Since we are going for the cheapest high-end watch, we have to water down the wine a little bit when it comes to the case. No precious metals that inflate the price, no, just good old stainless steel. Since the 1970’s, this is noting to be ashamed off. Your co-worker only settled for that yellow-gold time-only Calatrava. He really wanted a stainless steel Nautilus, but since his wife is pregnant and the payment on his Porsche Panamera took priority over the premium, he had to pay to obtain this watch. Steel is simply the new gold.
So what about size? The bigger the better? When your first name is Arnold or Sylvester, or you like to rehearse lines like “I’ll be back!” in your bathroom mirror, please do so. But when you look at the auction results at Antiquorum, Christie’s or Sotheby’s you see that the highest fetching lot’s are small watches, rarely over 40mm.
Let us summarize what would qualify a watch as being High End.
- A mechanical
- Manufacture movement
- From a brand with undisputed pedigree
- With preferably still involvement of the founding family
- A vintage
- With a steel case
- Under 40mm in diameter
What came next was a very complicated search to find a watch that would fit all of they above, yet at the lowest possible price, accomplished without the use of firearms or, as Don Corleone would put it “a lesson in respect”. You would understand that such a difficult task let us to the far sides of the earth (and back), made us talk to collector’s, connoisseurs, cab drivers, industry insiders and even a psychiatrist to validate the true meaning of this quest.
In they end, at the threshold of total desperation and utterly fatigued, we prevailed over this daunting task.
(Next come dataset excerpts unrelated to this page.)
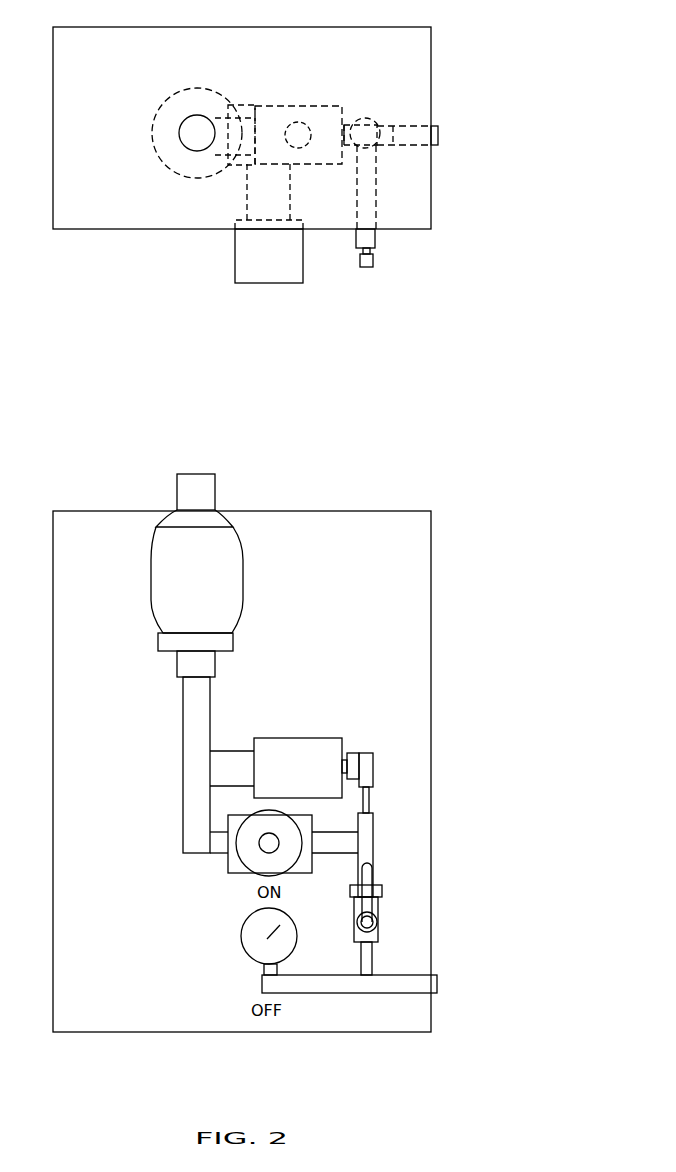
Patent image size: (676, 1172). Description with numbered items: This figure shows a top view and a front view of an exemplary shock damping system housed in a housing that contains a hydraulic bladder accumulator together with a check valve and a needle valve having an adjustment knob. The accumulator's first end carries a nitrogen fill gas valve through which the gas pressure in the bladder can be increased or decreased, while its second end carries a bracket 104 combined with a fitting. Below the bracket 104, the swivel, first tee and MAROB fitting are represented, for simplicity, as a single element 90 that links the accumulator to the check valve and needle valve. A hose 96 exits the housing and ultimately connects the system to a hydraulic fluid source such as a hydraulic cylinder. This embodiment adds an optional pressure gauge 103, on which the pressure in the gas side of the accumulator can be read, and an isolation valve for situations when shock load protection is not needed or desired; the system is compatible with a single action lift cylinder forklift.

The swivel, tee and MAROB fitting assembly 90 is at (183, 700).
The hose 96 is at (428, 983).
The pressure gauge 103 is at (245, 953).
The bracket 104 is at (223, 643).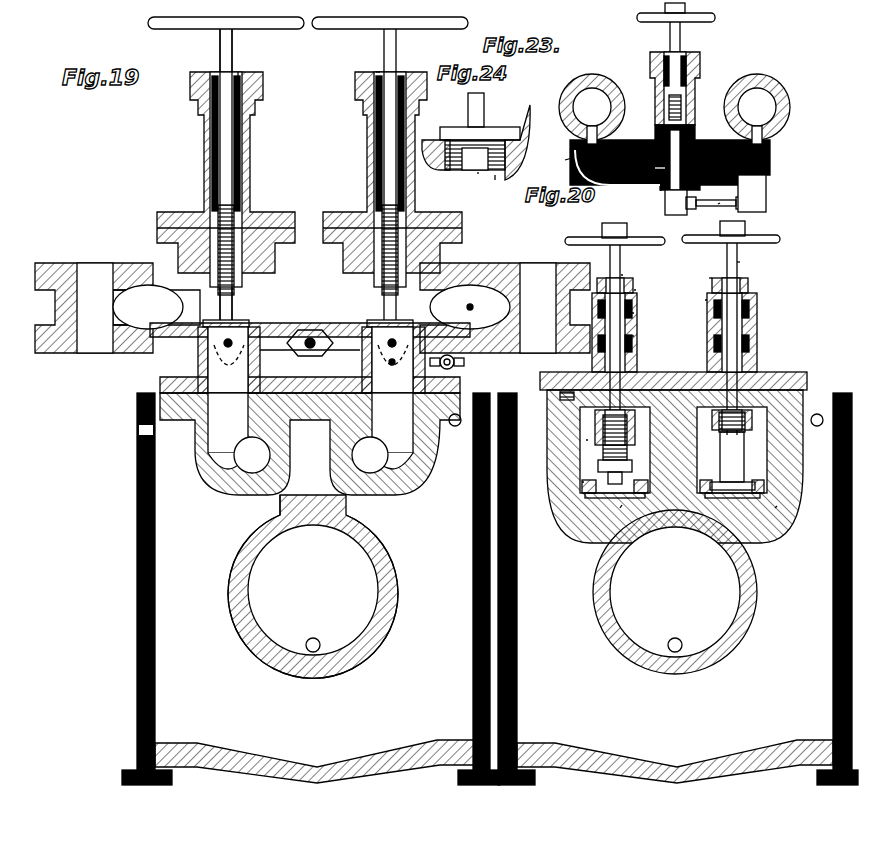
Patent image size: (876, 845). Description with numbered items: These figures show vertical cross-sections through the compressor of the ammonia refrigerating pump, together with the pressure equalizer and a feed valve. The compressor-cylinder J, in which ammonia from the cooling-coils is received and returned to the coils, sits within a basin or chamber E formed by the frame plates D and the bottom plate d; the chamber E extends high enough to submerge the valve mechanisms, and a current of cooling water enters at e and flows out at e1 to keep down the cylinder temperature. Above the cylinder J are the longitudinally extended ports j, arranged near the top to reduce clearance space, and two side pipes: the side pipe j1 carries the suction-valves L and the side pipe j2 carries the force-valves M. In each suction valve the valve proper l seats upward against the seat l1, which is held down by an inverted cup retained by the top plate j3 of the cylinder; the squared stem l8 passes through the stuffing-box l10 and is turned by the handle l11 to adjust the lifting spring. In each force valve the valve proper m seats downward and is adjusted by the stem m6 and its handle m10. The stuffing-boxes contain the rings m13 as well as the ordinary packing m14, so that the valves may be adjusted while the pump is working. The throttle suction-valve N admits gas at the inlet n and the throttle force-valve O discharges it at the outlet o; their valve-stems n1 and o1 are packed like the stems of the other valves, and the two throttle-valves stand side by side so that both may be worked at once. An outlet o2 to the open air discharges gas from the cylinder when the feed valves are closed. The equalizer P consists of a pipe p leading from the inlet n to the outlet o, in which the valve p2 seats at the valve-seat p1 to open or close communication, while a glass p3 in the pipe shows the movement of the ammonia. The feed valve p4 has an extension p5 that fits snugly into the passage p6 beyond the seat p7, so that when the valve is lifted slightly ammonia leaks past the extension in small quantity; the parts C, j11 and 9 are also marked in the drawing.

In FIG. 19, the throttle suction-valve N is at (226, 172).
In FIG. 19, the throttle force-valve O is at (390, 172).
In FIG. 19, the inlet n is at (117, 308).
In FIG. 23, the inlet n is at (592, 109).
In FIG. 19, the outlet o is at (505, 308).
In FIG. 23, the outlet o is at (757, 109).
In FIG. 19, the valve-stem n1 is at (245, 55).
In FIG. 19, the valve-stem o1 is at (378, 54).
In FIG. 19, the outlet to the open air o2 is at (395, 372).
In FIG. 19, the water entrance e is at (135, 432).
In FIG. 19, the water outlet e1 is at (447, 403).
In FIG. 20, the water outlet e1 is at (817, 420).
In FIG. 19, the side pipe j1 is at (215, 462).
In FIG. 20, the side pipe j1 is at (620, 508).
In FIG. 19, the side pipe j2 is at (395, 485).
In FIG. 20, the side pipe j2 is at (775, 508).
In FIG. 20, the top plate j3 is at (672, 360).
In FIG. 20, the ports j is at (689, 543).
In FIG. 20, the plug j11 is at (572, 400).
In FIG. 19, the compressor-cylinder J is at (313, 586).
In FIG. 20, the compressor-cylinder J is at (675, 592).
In FIG. 19, the wall C is at (142, 589).
In FIG. 19, the plates D is at (475, 652).
In FIG. 20, the plates D is at (520, 662).
In FIG. 19, the chamber E is at (310, 710).
In FIG. 20, the chamber E is at (675, 714).
In FIG. 19, the bottom plate d is at (315, 757).
In FIG. 20, the bottom plate d is at (675, 757).
In FIG. 23, the equalizer P is at (670, 109).
In FIG. 24, the pipe p is at (485, 196).
In FIG. 23, the valve-seat p1 is at (605, 162).
In FIG. 23, the valve p2 is at (652, 162).
In FIG. 23, the glass p3 is at (727, 193).
In FIG. 24, the feed valve p4 is at (480, 116).
In FIG. 23, the feed valve p4 is at (660, 190).
In FIG. 24, the extension p5 is at (485, 172).
In FIG. 24, the passage p6 is at (495, 180).
In FIG. 24, the seat p7 is at (522, 160).
In FIG. 23, the seat p7 is at (559, 156).
In FIG. 20, the suction-valves L is at (615, 360).
In FIG. 20, the valve proper l is at (582, 482).
In FIG. 20, the seat l1 is at (586, 440).
In FIG. 20, the stem l8 is at (623, 275).
In FIG. 20, the stuffing-box l10 is at (636, 290).
In FIG. 20, the handle l11 is at (586, 236).
In FIG. 20, the force-valves M is at (733, 359).
In FIG. 20, the valve proper m is at (698, 292).
In FIG. 20, the stem m6 is at (748, 262).
In FIG. 20, the handle m10 is at (787, 230).
In FIG. 20, the rings m13 is at (634, 313).
In FIG. 20, the packing m14 is at (634, 336).
In FIG. 20, the stem 9 is at (706, 270).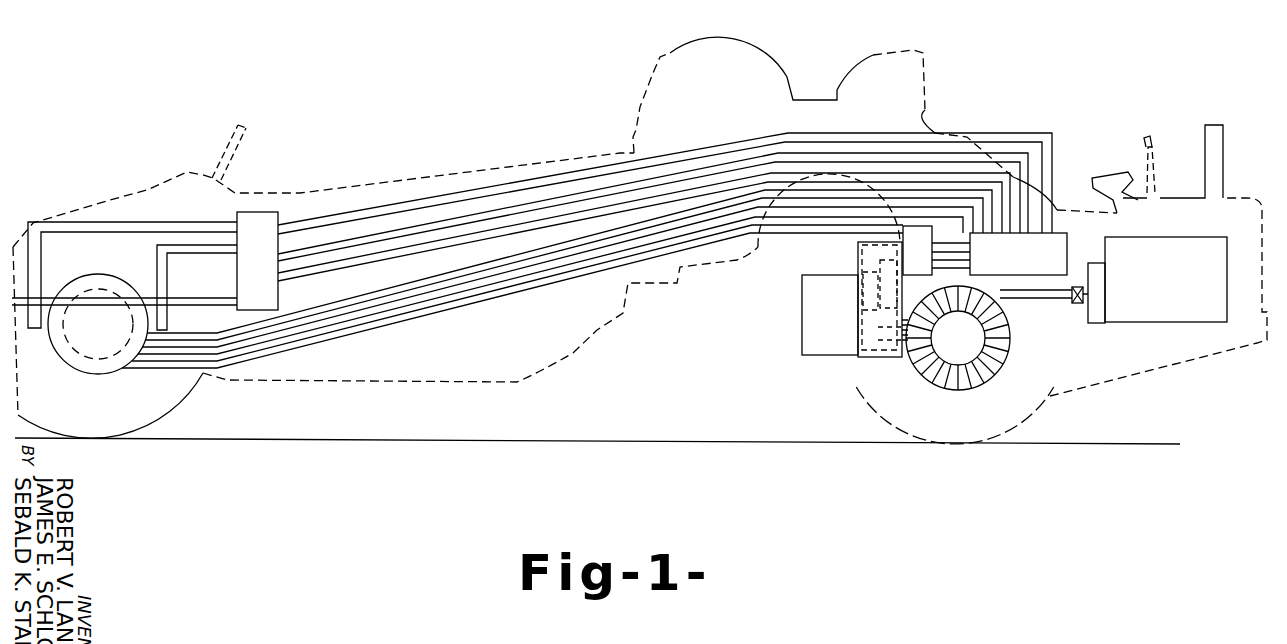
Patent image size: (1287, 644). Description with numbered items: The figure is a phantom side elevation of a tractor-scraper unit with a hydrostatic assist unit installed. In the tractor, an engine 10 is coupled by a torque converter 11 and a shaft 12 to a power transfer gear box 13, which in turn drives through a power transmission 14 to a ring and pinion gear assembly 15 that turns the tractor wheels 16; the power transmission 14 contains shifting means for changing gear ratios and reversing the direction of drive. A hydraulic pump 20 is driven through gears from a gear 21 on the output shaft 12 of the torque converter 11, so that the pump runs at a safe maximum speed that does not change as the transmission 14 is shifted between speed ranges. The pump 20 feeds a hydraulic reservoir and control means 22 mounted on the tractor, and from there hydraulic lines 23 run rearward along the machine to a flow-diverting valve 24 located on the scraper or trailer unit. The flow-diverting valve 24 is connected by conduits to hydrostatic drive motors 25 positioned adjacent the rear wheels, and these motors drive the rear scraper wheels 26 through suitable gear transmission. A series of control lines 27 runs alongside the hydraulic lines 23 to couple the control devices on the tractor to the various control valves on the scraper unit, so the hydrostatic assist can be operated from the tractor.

The engine 10 is at (1178, 288).
The torque converter 11 is at (1097, 313).
The shaft 12 is at (1012, 296).
The power transfer gear box 13 is at (883, 348).
The power transmission 14 is at (845, 338).
The ring and pinion gear assembly 15 is at (907, 353).
The tractor wheels 16 is at (1000, 423).
The hydraulic pump 20 is at (912, 248).
The gear 21 is at (882, 281).
The hydraulic reservoir and control means 22 is at (1043, 266).
The hydraulic lines 23 is at (463, 217).
The flow-diverting valve 24 is at (258, 222).
The hydrostatic drive motors 25 is at (125, 337).
The rear scraper wheels 26 is at (125, 411).
The control lines 27 is at (362, 327).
Okay, that is not what really happened….we just got bored, went out to our favorite restaurant to get a bite to eat, and when we checked the sales corner of a major watch community on our iPhone while waiting for our appetizer, we all of a sudden found it!! EUREKA, and waiter, bring us a bottle of Dom Perignon ’75!
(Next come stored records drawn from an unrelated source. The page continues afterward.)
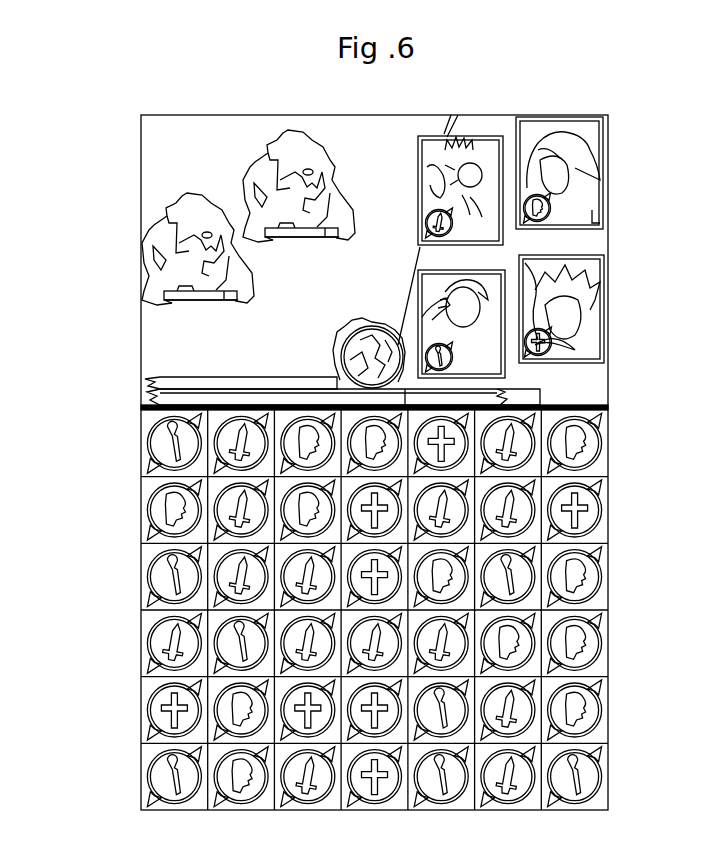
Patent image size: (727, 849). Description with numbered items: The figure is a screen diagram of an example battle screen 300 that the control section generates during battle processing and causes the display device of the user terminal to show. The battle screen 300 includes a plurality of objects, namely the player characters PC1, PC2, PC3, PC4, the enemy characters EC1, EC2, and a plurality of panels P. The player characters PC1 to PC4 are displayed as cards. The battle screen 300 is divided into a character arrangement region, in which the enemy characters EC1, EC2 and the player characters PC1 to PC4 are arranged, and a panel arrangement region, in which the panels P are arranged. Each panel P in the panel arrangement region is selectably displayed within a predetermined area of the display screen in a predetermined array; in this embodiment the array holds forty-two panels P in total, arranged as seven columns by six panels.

The battle screen 300 is at (141, 342).
The enemy character EC1 is at (250, 170).
The enemy character EC2 is at (170, 237).
The player character PC1 is at (603, 175).
The player character PC2 is at (503, 236).
The player character PC3 is at (505, 345).
The player character PC4 is at (604, 303).
The panel P is at (608, 510).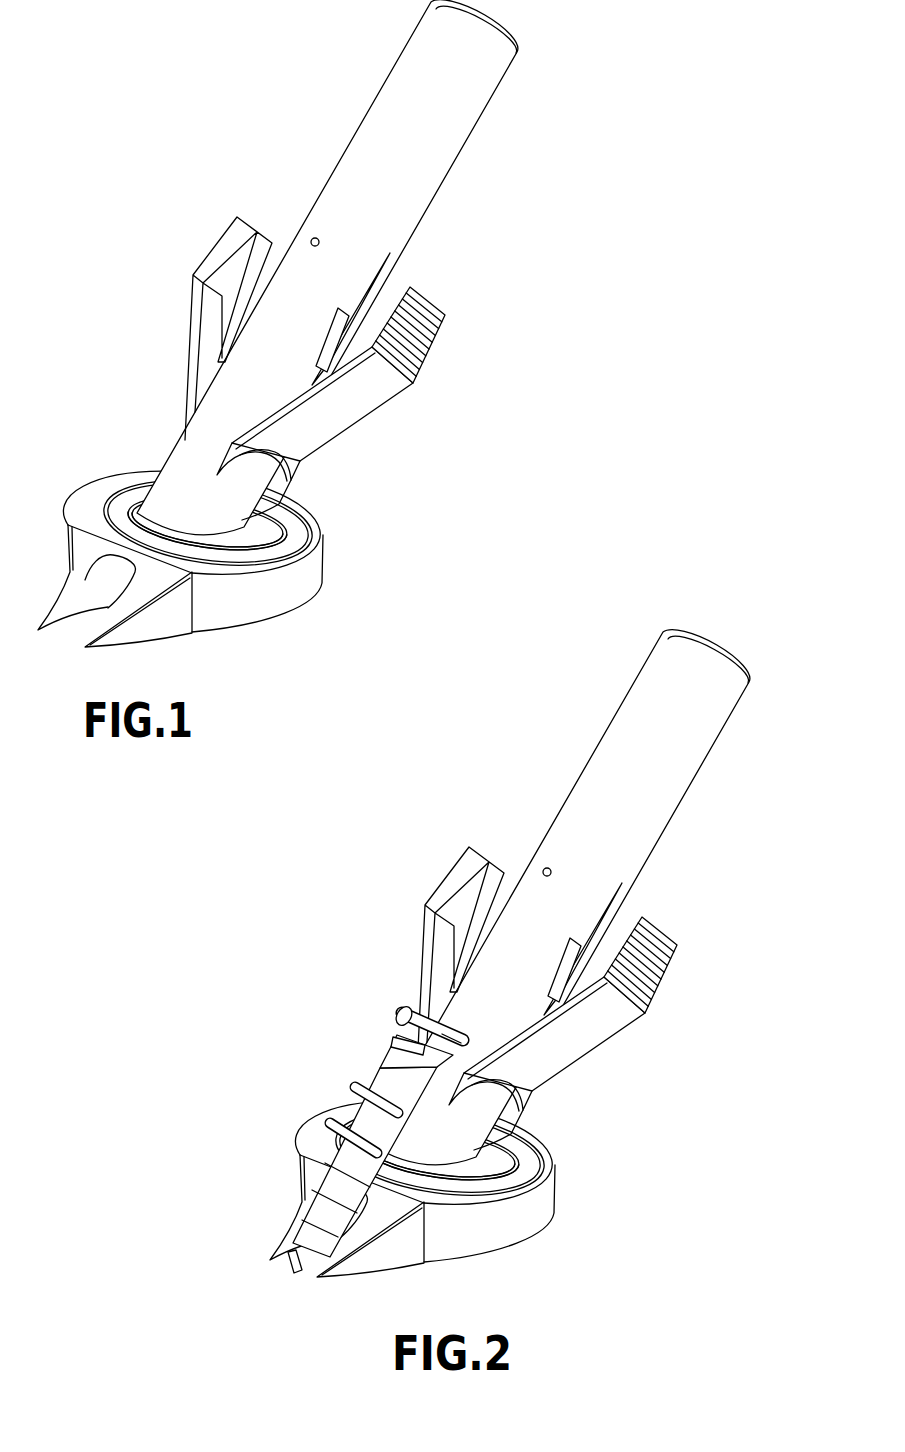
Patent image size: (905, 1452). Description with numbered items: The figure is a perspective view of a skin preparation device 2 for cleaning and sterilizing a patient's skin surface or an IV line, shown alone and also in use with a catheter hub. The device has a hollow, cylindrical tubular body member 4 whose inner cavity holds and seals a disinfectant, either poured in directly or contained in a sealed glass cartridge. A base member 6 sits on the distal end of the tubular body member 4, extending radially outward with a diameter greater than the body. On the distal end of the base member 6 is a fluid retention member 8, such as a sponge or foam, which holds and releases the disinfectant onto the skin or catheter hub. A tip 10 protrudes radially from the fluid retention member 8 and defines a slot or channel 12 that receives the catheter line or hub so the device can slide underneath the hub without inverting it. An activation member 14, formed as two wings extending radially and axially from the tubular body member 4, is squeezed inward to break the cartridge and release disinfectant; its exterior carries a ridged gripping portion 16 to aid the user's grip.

In FIG. 1, the skin preparation device 2 is at (270, 340).
In FIG. 2, the skin preparation device 2 is at (510, 973).
In FIG. 1, the tubular body member 4 is at (378, 95).
In FIG. 2, the tubular body member 4 is at (559, 897).
In FIG. 1, the base member 6 is at (122, 508).
In FIG. 2, the base member 6 is at (439, 1186).
In FIG. 1, the fluid retention member 8 is at (287, 540).
In FIG. 2, the fluid retention member 8 is at (439, 1154).
In FIG. 1, the tip 10 is at (158, 623).
In FIG. 2, the tip 10 is at (427, 1231).
In FIG. 1, the slot or channel 12 is at (87, 580).
In FIG. 2, the slot or channel 12 is at (347, 1236).
In FIG. 1, the activation member 14 is at (387, 390).
In FIG. 2, the activation member 14 is at (548, 1063).
In FIG. 1, the gripping portion 16 is at (437, 342).
In FIG. 2, the gripping portion 16 is at (661, 965).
So, what is the cheapest high-end watch? It might surprise you but it is actually a…..Seiko 5! Not only did it fulfill all the requirements that where needed to be qualified as a high end watch, it even earned extra bonus points since Seiko’s current President & CEO, Shinji Hattori, is directly related to the companies founder.
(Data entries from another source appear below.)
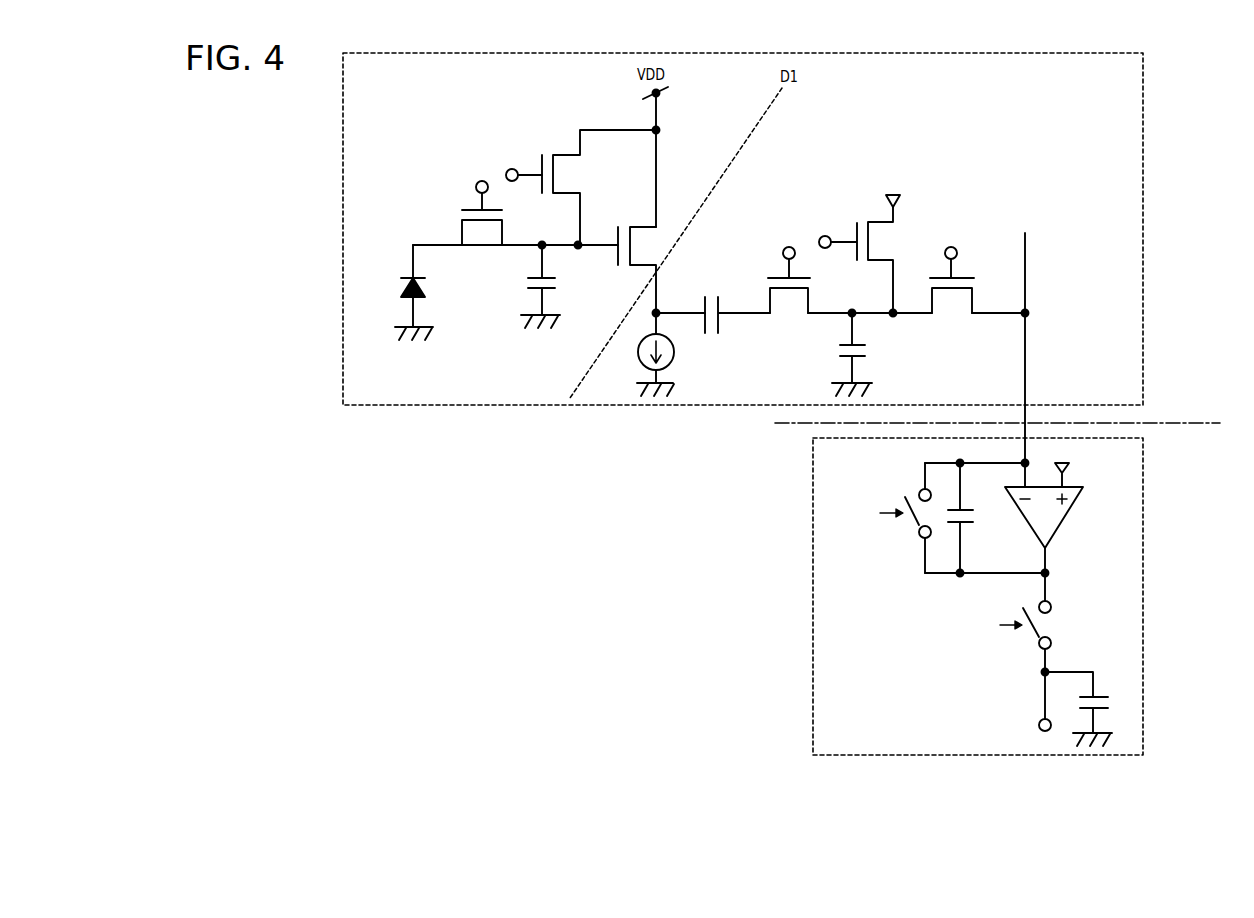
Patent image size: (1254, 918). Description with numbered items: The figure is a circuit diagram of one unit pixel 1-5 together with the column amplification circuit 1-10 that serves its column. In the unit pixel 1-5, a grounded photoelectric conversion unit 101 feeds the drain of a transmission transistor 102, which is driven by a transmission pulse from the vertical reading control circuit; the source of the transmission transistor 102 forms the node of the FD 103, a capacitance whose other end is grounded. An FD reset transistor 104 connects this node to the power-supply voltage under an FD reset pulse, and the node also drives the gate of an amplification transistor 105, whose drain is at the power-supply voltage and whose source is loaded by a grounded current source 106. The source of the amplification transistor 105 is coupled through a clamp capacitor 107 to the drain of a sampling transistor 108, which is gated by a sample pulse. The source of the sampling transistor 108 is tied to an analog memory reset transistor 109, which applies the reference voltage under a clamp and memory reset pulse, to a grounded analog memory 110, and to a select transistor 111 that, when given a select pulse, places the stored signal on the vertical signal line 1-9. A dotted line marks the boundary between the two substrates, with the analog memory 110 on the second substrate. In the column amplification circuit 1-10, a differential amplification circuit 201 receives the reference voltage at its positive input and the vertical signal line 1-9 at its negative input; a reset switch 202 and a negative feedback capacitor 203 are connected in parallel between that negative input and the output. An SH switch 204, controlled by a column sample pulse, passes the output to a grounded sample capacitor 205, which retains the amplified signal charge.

The photoelectric conversion unit 101 is at (402, 290).
The transmission transistor 102 is at (462, 232).
The FD (floating diffusion) 103 is at (528, 283).
The FD reset transistor 104 is at (572, 153).
The amplification transistor 105 is at (648, 225).
The current source 106 is at (676, 348).
The clamp capacitor 107 is at (705, 306).
The sampling transistor 108 is at (808, 298).
The analog memory reset transistor 109 is at (868, 220).
The analog memory 110 is at (840, 352).
The select transistor 111 is at (972, 296).
The unit pixel 1-5 is at (1143, 105).
The vertical signal line 1-9 is at (1025, 345).
The column amplification circuit 1-10 is at (1143, 472).
The differential amplification circuit 201 is at (1068, 514).
The reset switch 202 is at (913, 518).
The negative feedback capacitor 203 is at (973, 525).
The SH switch 204 is at (1032, 630).
The sample capacitor 205 is at (1100, 695).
How much did we pay for this cheapest high-end watch? $45,- excluding shipping! For that amount of money, we even got a rare dial on the watch. Some might call it green, we prefer to call it “emerald”. The only disappointment was the original, but not very high end, bracelet that came with the watch. Nevertheless, where such a bracelet is cool on a vintage Rolex, we felt the need to set this cheapest high-end watch apart from the ones of all those people who bought the right watch for the wrong reasons. How horrible would it be to stand in an elevator, glace at the wrist of the pizza delivery guy and see that he wears the same watch on the same bracelet, who bought it not because it is high end, but simply dirt cheap! To fix this problem in style we opted for a cognac colored, hand crafted, Louisiana alligator, which provided a nice contrast to really bring out the emerald green color of the rare dial. The fact that it costs us more then 3 times the amount we paid for the watch is of course a minor detail. Collecting high-end watches can be inexpensive, but a true connoisseur never buys something cheap.